Patchett opens her story with, “Two days before my dog Rose died…”* Who of us who has ever loved a dog can resist the urge to read on? Flung into foreknowledge of a death – knowledge humans share, but which animals might be – who knows? – spared, we realise this death is imminent. While many of us imagine we’d welcome such foreknowing of our own end, few could bear it. Patchett, it is clear, feels that burden of knowing.
Then there’s the dog’s name, Rose: this dog is particular. She has an owner, a name giver. Giving a name is an act of appropriation, literally a claim of belonging. Rose belongs to Ann. Sahara belonged to my brother Dennis; and Fidel belonged to my son-in-law Pablo. And, to our surprise, a widening circle of others.
My firstborn brother spent most of his last decade as the sole resident in a family sized dwelling. A gregarious, family-minded man, his loneliness would have been bleak without Sahara. To those who did not love her, Sahara, was completely unlovable, too small, too low slung, raucous and aggressive; she was in addition a sneaking, nasty, opportunistic biter. To Dennis alone was she cherished; blind to her antisocial nature, her repellent effect on all creatures on two legs or four, Dennis pampered her. He loved Sahara. She was his housemate, his friend, his nearest relative.
Happily for Dennis he never saw Sahara’s last days. After he died, one of his friends materialised in our house of mourning and volunteered to take her in. Relieved of a most undesired heirloom, we seldom speak of her. She lives on, however, under her own name, between the covers of my novel ”Carrots and Jaffas”, in which she functions as an unexpected redeemer. My fear is she might be alive somewhere in the flesh. A roar, a blur, a quick bite, sudden blood, quicker flight, you’ll recognise Sahara by her toothmarks.
By any standard Fidel was a Border Collie gentleman of refined habits. He growled only when a stranger ventured too close to the latest newborn of his household; he barked only at the one great hound to invade his territory outside Alma Espresso; he was quite useless as a watchdog. Fidel’s sole lapse of etiquette was his habitual piddling on my mother’s loungeroom carpet, but we excused that as the imperative of territory.
Fidel loved to run. I loved to run. Long after my running companions fell away to ruined knees or rescued marriages, Fidel kept me company on long lonely early morning runs. Young women smiled at me, my maleness forgiven in the company of Fidel.
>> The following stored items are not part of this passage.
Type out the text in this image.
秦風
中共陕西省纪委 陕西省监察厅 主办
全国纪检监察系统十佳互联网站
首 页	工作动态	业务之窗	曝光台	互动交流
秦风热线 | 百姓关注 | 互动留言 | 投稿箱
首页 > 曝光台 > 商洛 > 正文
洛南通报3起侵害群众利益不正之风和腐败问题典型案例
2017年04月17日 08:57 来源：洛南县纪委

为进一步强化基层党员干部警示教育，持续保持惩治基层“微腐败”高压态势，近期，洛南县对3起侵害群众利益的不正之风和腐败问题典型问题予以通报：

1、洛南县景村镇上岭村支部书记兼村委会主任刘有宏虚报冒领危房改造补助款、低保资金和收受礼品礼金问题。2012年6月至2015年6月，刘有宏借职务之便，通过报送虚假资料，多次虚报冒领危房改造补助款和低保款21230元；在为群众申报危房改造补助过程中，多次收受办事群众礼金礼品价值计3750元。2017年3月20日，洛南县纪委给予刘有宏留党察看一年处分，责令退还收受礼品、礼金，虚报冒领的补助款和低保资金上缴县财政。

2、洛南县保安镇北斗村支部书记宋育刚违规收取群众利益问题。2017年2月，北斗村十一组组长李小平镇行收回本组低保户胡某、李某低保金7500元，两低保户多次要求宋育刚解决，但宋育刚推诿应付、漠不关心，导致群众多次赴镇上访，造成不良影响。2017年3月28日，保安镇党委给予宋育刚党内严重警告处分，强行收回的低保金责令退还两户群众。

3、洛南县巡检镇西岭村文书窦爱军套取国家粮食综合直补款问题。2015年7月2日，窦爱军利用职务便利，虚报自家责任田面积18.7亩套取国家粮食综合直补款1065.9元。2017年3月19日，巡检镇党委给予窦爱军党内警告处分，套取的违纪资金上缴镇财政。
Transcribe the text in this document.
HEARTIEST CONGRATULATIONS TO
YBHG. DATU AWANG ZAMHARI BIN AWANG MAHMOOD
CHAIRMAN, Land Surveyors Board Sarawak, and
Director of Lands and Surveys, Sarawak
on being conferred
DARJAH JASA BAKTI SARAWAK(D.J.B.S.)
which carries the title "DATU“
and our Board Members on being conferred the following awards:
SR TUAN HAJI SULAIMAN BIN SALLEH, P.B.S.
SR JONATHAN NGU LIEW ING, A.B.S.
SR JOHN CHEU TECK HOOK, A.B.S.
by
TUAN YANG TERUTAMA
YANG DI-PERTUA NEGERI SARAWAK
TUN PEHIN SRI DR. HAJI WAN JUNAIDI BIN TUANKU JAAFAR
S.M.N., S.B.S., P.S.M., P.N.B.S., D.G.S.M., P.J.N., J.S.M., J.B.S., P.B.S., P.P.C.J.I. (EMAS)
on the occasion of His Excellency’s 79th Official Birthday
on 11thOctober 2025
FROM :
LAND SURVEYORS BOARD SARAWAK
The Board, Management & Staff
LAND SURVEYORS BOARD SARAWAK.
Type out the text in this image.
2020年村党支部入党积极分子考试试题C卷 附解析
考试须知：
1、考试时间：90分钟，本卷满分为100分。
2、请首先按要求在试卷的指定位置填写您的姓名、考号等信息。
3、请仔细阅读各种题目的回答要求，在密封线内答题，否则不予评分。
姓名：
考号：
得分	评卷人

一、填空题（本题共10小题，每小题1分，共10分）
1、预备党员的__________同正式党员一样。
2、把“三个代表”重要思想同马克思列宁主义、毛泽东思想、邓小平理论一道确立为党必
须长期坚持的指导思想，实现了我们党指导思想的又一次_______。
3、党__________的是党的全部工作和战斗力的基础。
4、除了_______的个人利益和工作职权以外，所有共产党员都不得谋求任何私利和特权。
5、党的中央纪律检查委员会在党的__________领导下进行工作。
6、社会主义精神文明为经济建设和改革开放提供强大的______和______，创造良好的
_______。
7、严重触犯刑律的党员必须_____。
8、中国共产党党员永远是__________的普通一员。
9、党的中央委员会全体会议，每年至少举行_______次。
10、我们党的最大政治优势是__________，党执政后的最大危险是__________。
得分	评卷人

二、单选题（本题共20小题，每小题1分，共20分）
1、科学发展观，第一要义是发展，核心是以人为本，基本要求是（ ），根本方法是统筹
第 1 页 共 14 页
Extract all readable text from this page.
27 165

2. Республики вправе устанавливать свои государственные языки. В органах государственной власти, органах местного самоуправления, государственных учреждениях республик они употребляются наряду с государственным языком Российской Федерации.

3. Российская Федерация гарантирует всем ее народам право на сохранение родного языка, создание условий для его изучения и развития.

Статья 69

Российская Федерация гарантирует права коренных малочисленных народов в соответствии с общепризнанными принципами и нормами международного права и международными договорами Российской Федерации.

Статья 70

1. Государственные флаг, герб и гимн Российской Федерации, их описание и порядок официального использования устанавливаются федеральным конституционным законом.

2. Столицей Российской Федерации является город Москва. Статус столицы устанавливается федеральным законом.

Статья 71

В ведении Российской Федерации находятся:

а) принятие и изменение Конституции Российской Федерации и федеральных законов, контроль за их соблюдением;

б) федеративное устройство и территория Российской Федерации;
Fidel was first dog across the line in the Traralgon Marathon of 1998. He was photographed smiling at my side with his medal around his neck. The officials were not to know he’d travelled some of those 42.185 kilometres – unwillingly and under protest – in my daughter’s car.
Fidel parted with his testes without complaint, he raised three small boys and won the hearts of widening circles of kin with his never ending grin and his always sweet breath. Like all his bottom sniffing kind Fidel seemed immune to odour. He’d keep me company when I was seated on the loo. Once in that small room he ventured forward, making mistaken fellatious overtures. Fidel and I were close but I drew the line here.
One day Fidel seemed tired, the next day apathetic; the third day he was rescued by surgery and transfusion (at the hands of his loving vet-in-law) from death by catastrophic internal haemorrhage. The vet-in-law confided he had had incurable cancer. Six weeks later my wife and I said our goodbyes to Fidel – my jowls quiver and my lower lip trembles as I recall it – at the seaside, his happiest hunting grounds where he was wont ever to chase seagulls into mocking flight. We embraced him and whispered last words. We knew what we knew; we wondered what Fidel knew? Not for the first time I kissed him.
Ann Patchett won the Orange Prize and a Pulitzer for ‘Bel Canto’. She won me first with a small booklet titled ‘The Bookshop Strikes Back’ (Bloomsbury, 2013), a safe enough speculative buy at $2.50, handsomely rewarding.
In her remarkable book, “This is the Story of a Happy Marriage”, Ann Patchett describes the passing of Rose. Rose was small, lap-sized, not a real dog to love and run a marathon with. From her opening phrase Patchett won me.
After Rose dies, Patchett writes: “I came to realize…there was between me and every person I had ever loved some element of separation…arguments and disappointments…over time people break apart, no matter how enormous the love…and it is through the breaking and the reconciliation, the love and the doubting of love, the judgment and then the coming together again, that we find our own identity and define our relationships.
Except…I had never broken from Rose…”
Patchett recruited me into her love, convinced me, changed me, enlarged my understanding.
What more can we ask of a writer?
*This must be the most arresting start since Annie Proulx’ “Postcards”, which opens with the protagonist’s realisation that the person with whom he has – one breath past – shared an unspecified se xual act has died in that act.